Dental caries as a risk factor for bacterial blood stream infection (BSI) in children undergoing hematopoietic cell transplantation (HCT)Original paper
What was studied?
Researchers examined whether dental caries risk predicts bacterial blood stream infection (BSI) in 41 pediatric hematopoietic cell transplantation (HCT) patients, ages 8 months to 25 years. Patients with recent dental restorations or untreated decay were classified as high caries risk (HCR); others as low caries risk (LCR).
How was it studied?
Fisher's exact test and multivariate logistic regression tested the association between caries risk and BSI, controlling for age and mucositis severity. In a subset of four HCR and four LCR children, plaque and saliva swabs collected after pretransplant conditioning underwent 16S rRNA sequencing, with LEfSe used to identify differentially abundant taxa.
What did they find?
Caries risk was significantly associated with BSI (p < 0.035), and HCR children were 21 times more likely to develop BSI, independent of age or mucositis severity.

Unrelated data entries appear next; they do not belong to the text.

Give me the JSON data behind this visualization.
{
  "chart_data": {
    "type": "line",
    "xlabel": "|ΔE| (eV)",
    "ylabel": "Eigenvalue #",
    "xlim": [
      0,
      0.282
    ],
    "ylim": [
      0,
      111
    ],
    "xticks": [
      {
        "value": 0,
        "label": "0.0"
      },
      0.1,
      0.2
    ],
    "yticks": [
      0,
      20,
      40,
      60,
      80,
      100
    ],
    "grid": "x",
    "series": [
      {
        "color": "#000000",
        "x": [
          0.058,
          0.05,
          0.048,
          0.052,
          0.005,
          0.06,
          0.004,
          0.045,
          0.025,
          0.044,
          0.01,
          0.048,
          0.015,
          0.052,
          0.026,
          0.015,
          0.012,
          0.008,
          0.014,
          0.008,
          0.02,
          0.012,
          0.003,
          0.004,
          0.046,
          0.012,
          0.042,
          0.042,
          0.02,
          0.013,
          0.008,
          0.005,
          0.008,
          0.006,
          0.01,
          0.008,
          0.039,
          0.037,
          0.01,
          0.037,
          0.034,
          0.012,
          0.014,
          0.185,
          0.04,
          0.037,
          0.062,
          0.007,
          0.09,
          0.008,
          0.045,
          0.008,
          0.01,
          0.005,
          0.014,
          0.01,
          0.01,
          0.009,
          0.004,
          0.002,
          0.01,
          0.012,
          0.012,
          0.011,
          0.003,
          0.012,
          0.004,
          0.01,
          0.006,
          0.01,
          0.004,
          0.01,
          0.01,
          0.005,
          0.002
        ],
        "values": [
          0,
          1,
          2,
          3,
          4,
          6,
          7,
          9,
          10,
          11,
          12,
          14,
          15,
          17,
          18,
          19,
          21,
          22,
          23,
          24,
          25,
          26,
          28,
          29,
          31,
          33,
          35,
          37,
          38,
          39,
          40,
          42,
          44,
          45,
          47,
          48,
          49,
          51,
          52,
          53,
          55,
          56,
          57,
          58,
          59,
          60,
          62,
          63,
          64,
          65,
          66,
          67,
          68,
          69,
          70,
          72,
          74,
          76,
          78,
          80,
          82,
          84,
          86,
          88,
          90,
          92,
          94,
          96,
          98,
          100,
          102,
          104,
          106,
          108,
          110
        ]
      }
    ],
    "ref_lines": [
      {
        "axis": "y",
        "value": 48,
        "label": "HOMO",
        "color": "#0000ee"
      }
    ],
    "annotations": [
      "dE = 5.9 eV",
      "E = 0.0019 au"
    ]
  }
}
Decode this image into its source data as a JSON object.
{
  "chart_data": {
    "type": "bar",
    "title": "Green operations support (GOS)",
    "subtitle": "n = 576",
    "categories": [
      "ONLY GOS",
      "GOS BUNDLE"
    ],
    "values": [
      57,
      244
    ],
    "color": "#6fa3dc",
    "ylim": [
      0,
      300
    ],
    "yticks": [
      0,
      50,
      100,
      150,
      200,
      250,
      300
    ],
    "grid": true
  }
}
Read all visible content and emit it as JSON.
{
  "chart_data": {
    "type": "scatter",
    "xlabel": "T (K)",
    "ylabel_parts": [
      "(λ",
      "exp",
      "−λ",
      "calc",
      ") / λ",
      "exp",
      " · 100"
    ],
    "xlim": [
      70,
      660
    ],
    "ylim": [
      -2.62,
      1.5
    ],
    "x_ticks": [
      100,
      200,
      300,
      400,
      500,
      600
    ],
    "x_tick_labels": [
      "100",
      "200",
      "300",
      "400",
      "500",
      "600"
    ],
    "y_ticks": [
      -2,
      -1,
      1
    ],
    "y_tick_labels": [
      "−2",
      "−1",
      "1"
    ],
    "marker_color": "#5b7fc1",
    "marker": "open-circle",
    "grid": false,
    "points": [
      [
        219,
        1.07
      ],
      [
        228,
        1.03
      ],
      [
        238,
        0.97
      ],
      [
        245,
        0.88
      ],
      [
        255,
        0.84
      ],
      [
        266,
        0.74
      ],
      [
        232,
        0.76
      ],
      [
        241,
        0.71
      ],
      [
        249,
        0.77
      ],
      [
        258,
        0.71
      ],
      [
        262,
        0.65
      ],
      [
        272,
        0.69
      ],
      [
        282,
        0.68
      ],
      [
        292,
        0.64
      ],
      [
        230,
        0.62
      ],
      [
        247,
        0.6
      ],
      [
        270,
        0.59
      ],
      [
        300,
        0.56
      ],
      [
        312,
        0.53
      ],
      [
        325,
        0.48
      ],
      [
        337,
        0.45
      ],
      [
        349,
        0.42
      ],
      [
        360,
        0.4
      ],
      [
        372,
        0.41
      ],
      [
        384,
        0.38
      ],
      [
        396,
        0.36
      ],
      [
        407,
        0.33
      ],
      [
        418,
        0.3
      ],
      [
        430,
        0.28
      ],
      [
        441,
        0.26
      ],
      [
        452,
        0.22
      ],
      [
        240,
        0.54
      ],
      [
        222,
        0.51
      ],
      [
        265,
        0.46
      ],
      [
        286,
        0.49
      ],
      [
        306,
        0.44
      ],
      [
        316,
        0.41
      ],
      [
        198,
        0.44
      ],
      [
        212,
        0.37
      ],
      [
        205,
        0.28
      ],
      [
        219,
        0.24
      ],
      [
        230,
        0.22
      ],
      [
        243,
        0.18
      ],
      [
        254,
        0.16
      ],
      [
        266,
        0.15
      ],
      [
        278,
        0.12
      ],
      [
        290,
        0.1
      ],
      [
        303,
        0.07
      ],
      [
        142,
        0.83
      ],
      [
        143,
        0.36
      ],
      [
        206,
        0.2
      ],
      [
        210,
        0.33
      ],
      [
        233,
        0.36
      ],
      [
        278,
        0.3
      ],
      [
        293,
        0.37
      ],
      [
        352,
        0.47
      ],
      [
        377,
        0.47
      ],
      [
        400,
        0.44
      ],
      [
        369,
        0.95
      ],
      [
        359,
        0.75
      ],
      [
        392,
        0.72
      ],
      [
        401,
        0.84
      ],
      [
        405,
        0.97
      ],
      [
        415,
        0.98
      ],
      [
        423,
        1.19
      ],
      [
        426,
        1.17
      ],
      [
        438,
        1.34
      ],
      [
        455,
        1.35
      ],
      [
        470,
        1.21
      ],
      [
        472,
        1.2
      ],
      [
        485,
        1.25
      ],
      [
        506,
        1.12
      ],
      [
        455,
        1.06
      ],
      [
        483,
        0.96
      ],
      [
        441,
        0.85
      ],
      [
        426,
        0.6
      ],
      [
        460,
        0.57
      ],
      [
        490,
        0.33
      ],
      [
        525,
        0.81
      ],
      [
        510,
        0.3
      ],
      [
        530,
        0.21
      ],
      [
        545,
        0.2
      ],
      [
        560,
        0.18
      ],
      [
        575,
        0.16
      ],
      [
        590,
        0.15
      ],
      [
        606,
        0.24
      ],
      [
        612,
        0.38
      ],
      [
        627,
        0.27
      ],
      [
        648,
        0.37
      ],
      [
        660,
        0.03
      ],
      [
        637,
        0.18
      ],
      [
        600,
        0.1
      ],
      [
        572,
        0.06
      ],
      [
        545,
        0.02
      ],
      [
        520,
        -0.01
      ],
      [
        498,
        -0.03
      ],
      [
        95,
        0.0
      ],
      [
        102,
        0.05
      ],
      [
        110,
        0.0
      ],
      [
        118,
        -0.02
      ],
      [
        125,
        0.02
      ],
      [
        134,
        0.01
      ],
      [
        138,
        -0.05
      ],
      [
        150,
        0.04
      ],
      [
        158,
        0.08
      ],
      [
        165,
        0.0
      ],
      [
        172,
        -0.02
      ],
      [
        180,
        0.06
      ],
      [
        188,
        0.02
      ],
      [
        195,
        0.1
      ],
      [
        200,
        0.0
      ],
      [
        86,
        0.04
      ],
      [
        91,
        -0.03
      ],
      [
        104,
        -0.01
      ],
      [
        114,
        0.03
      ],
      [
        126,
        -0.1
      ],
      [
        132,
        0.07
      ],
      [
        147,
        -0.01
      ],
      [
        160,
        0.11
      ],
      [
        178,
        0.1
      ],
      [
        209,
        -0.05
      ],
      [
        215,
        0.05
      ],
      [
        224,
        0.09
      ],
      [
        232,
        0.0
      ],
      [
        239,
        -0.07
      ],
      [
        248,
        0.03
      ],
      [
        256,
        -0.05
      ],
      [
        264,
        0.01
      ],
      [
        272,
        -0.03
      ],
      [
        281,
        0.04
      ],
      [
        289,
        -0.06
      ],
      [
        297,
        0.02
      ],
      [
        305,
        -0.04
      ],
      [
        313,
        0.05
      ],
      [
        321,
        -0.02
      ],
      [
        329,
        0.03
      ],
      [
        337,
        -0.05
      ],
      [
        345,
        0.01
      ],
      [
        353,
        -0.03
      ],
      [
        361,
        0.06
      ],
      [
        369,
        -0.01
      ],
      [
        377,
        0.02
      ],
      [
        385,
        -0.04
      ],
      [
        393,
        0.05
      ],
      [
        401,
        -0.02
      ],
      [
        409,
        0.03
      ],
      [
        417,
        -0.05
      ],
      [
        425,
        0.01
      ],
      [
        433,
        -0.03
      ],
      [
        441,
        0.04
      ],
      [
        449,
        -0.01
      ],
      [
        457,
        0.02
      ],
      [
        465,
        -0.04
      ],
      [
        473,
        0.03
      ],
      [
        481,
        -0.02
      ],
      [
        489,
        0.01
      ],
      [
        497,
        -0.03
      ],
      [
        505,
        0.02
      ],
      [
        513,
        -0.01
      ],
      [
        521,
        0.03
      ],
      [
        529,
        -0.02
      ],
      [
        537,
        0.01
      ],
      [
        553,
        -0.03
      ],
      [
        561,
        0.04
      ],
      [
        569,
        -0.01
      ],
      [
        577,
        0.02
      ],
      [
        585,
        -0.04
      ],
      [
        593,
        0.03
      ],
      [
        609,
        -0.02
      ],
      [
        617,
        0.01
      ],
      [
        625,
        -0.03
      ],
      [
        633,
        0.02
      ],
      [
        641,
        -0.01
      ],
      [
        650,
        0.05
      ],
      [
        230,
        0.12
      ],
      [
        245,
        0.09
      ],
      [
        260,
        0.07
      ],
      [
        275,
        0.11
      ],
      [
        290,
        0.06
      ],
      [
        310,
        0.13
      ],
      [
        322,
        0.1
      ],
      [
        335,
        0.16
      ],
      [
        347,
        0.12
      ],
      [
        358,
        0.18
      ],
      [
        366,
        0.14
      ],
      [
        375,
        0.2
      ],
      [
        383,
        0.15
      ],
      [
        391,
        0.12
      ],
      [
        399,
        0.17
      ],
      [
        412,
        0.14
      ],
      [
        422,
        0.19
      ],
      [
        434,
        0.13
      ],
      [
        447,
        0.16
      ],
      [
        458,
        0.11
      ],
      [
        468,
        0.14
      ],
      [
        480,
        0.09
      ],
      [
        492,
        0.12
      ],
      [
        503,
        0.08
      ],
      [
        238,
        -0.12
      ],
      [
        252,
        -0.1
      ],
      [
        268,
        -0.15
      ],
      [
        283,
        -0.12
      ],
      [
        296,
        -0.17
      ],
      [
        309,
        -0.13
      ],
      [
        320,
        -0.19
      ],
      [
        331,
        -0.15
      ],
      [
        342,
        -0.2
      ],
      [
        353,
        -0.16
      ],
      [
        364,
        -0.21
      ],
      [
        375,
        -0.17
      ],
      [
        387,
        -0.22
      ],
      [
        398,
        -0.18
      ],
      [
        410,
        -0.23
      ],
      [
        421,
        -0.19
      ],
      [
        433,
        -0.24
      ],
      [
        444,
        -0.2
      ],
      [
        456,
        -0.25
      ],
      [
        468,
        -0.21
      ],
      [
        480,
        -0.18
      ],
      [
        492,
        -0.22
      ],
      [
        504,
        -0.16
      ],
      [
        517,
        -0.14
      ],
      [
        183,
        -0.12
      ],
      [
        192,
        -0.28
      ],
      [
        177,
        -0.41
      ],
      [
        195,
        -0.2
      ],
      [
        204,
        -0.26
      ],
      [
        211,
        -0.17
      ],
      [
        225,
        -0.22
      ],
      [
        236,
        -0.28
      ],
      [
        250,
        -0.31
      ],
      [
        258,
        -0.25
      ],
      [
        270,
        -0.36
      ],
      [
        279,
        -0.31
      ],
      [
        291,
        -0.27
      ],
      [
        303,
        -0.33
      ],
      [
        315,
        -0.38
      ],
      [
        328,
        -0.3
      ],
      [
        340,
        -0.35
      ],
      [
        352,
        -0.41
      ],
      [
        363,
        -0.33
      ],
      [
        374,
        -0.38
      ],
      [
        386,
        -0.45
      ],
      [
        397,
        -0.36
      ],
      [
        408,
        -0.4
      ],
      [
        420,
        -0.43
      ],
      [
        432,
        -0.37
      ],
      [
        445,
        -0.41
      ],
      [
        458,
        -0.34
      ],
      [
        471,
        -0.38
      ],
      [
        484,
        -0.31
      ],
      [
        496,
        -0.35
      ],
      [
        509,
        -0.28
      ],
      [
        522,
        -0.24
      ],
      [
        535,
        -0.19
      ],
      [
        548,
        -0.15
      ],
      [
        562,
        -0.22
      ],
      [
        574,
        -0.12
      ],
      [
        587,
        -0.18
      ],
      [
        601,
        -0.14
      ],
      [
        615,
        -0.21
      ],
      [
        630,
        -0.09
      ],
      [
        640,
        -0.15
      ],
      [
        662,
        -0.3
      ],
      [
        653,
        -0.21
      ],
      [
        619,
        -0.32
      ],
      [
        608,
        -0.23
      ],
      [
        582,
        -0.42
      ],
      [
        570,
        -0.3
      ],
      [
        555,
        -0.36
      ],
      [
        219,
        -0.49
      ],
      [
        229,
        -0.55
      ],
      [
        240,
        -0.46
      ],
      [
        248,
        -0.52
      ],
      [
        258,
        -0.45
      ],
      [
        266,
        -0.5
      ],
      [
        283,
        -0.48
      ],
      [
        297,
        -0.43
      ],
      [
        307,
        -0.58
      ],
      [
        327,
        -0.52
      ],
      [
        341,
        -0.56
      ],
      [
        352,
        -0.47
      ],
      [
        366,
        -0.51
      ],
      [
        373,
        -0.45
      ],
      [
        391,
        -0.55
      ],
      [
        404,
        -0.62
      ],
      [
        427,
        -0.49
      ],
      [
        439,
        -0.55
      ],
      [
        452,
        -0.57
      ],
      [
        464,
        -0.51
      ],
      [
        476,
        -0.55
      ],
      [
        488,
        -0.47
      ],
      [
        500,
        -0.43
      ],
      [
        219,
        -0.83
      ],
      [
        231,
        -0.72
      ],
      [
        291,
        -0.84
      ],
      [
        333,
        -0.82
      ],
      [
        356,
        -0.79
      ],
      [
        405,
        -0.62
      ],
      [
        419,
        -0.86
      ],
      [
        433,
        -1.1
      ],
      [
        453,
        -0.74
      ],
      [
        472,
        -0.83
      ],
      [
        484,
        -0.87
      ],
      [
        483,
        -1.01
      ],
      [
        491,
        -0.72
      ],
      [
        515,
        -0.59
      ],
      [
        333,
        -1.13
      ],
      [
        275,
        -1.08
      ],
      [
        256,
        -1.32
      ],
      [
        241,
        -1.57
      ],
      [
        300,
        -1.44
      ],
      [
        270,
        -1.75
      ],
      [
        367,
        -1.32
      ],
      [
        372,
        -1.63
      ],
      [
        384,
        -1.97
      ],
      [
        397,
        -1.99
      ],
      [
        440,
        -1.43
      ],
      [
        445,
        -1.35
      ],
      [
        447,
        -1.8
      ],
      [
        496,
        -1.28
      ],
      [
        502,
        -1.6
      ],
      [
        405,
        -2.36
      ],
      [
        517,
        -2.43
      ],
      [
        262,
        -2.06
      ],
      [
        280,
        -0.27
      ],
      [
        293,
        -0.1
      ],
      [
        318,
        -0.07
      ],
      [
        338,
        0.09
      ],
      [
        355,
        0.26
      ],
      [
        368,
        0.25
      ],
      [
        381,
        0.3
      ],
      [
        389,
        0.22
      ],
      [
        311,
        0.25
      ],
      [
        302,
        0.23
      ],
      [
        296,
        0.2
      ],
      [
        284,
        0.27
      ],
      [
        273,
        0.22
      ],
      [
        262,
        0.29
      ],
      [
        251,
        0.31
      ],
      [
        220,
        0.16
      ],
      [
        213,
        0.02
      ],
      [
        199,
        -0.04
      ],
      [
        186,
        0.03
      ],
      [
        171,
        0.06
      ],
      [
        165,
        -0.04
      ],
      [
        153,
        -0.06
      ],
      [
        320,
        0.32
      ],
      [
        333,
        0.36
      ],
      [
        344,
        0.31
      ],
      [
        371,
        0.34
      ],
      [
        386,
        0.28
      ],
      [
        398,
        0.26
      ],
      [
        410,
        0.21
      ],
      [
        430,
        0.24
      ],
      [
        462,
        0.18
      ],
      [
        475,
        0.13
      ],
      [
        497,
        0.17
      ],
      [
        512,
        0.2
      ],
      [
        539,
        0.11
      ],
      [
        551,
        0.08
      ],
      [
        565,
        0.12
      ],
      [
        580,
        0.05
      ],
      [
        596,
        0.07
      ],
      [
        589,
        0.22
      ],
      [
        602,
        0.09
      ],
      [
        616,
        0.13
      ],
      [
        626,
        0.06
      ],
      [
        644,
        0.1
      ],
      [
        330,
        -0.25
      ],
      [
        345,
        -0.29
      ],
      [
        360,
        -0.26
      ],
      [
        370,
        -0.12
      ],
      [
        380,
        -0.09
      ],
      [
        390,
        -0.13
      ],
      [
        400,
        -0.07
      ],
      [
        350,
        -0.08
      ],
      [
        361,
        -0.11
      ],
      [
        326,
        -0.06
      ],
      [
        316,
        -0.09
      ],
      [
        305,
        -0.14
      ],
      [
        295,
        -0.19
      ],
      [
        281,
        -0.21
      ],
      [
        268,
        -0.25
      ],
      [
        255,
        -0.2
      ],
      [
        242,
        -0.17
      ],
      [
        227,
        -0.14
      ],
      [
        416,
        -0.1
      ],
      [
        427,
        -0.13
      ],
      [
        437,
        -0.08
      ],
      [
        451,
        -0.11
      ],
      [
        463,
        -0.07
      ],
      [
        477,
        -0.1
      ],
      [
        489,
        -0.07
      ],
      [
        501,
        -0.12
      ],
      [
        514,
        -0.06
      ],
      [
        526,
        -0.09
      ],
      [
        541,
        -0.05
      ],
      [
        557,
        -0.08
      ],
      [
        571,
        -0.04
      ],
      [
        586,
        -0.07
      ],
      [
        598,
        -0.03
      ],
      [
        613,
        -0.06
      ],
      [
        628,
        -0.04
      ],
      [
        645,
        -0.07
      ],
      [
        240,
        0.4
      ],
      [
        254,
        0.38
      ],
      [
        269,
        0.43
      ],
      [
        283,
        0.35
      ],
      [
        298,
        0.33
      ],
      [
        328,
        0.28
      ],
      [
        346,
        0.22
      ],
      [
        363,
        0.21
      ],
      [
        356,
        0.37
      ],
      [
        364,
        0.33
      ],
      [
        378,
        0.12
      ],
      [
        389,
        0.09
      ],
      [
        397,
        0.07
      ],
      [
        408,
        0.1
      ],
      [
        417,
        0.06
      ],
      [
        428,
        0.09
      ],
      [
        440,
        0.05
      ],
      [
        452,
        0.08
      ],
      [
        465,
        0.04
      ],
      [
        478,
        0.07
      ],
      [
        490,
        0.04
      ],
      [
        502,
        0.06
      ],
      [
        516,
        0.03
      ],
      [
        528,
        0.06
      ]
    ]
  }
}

HCR subjects showed significantly reduced oral microbial alpha diversity, with the order Lactobacillales (which includes Streptococcus and Lactobacillus) enriched compared to LCR subjects.
Why it matters
The findings suggest a cariogenic oral microbiome may raise BSI risk in pediatric HCT patients, supporting dental caries screening as a potential risk-reduction strategy before transplant. The authors note further metagenomic work is needed to clarify how caries-related microbial shifts around conditioning influence outcomes like BSI.